First shown at NAHBS earlier this year, Fair Wheel Bikes’ Crumpton 29er project has come a long way, baby.
Originally spec’d with a full SRAM XX group, all traces of a mechanical shifting group are gone in favor of an automatically sequential shifting system custom programmed by their wizards (we hear its some of the same people that code for Apple). Notice any triggers or buttons up there?
Few items other than the frame remain from the original build.
From a distance, the one-sided carbon rigid fork grabs the eye first. This is one of about eight or nine ever made. Wheels are comprised of some trick prototype Tune hubs, Pillar ti spokes and ENVE rims with Geax handmade tubulars.
Shifting is handled by custom thumb buttons built into Ashima lever clamps, one button for up and one for down located on left and right brake clamps.
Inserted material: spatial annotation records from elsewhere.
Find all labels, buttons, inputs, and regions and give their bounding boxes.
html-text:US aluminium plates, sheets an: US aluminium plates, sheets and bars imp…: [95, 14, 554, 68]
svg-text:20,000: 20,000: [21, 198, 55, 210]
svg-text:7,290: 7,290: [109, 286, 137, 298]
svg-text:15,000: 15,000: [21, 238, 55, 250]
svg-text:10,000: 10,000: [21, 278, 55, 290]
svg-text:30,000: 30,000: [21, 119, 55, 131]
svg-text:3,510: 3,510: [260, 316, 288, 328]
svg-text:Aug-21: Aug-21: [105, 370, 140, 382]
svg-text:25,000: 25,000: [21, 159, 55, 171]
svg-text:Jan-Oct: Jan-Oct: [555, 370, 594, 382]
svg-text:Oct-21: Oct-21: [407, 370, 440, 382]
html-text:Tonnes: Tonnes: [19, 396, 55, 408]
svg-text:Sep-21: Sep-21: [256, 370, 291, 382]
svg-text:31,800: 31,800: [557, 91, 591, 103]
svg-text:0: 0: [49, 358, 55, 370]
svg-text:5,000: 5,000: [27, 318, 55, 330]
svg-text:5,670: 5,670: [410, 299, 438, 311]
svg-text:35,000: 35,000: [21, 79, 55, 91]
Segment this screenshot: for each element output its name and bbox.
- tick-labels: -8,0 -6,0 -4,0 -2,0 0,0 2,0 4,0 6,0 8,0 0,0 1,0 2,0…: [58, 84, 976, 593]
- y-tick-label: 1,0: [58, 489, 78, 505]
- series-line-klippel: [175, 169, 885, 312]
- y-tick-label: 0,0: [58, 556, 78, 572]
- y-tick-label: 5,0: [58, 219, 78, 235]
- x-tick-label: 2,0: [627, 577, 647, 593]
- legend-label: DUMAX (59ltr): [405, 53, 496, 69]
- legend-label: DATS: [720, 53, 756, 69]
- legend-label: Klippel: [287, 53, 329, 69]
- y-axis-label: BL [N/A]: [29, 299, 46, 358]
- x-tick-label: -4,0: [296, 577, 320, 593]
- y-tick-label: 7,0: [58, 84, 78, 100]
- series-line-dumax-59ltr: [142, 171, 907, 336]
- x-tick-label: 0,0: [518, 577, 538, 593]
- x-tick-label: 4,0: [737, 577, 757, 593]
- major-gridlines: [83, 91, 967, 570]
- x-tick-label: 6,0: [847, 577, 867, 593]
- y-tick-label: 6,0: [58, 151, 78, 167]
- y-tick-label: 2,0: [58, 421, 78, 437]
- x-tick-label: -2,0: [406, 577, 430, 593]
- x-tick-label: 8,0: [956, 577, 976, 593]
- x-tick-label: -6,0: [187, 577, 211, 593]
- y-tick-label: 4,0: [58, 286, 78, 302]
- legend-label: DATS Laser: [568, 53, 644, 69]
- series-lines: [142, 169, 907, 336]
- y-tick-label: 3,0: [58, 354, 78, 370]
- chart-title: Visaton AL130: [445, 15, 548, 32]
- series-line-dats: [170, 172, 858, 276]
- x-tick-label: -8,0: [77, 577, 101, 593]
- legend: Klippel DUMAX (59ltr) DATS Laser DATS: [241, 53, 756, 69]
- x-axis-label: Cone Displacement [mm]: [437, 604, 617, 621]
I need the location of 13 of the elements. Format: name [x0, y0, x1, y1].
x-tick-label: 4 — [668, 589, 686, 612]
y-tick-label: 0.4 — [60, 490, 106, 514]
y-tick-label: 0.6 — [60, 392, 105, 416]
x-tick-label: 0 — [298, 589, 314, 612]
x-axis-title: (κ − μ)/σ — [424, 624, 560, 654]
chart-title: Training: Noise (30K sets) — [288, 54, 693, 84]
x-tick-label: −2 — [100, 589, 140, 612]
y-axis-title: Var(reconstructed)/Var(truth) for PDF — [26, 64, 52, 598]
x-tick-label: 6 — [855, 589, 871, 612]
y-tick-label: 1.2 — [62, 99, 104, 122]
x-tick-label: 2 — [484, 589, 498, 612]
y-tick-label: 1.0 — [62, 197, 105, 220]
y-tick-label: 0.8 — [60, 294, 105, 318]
Shifting is sequential, choosing the next best gear among 14 available distinct combinations. But it’s smart. Rather than just go up and down until it needs to shift in the front, a computer inside the stem knows where the chain is on the cassette and keeps it in the same front chainring until the gear ratios warrant a change, then it adjusts both simultaneously to move the gearing progressively harder or easier. On top of all that, they changed the shift timing to make it a little quicker than stock Di2.
Think this is hot? They’re working on a wireless version…
KCNC’s new spider web chainrings, also used on the sub-11 pound road bike they showed off.
Rear Tune hub is a prototype version with three or four paired rare earth magnets that push the drive rings together, so there are no springs. The magnets are tiny, so they save weight over having multiple springs. It’s loud but super light at just 99.3g on their scale at the show. On the left pic, the drive ring is literally floating inside the hub shell. On the right, the small silver circle just barely visible on the inside right edge is one of the magnets. There’s a corresponding magnet in the drive ring that’s flipped to oppose (push against) it.
The saddle stays the same (Tune), but they swapped in a red KCNC Ti Pro 8000 Lite seatpost (scandium tube, alloy head and ti bolts). The headset is a new, possibly prototype KCNC titanium DLC headset with ti retainers with DLC coated races. It’s almost $400.
Some of the chatter around the booth was that Fair Wheel Bikes actually added about two pounds back to this bike to put it at 14lbs because “people would give us too much crap if we brought a 12lb mountain bike to the show.” Not an exact quote, but the point is, this bike is stupid light. Price was undisclosed, but it appears to be an ongoing project as the wires running to/from the shift buttons were taped to the bottom of the handlebar and the downtube…not the usual elegance we see from FWB.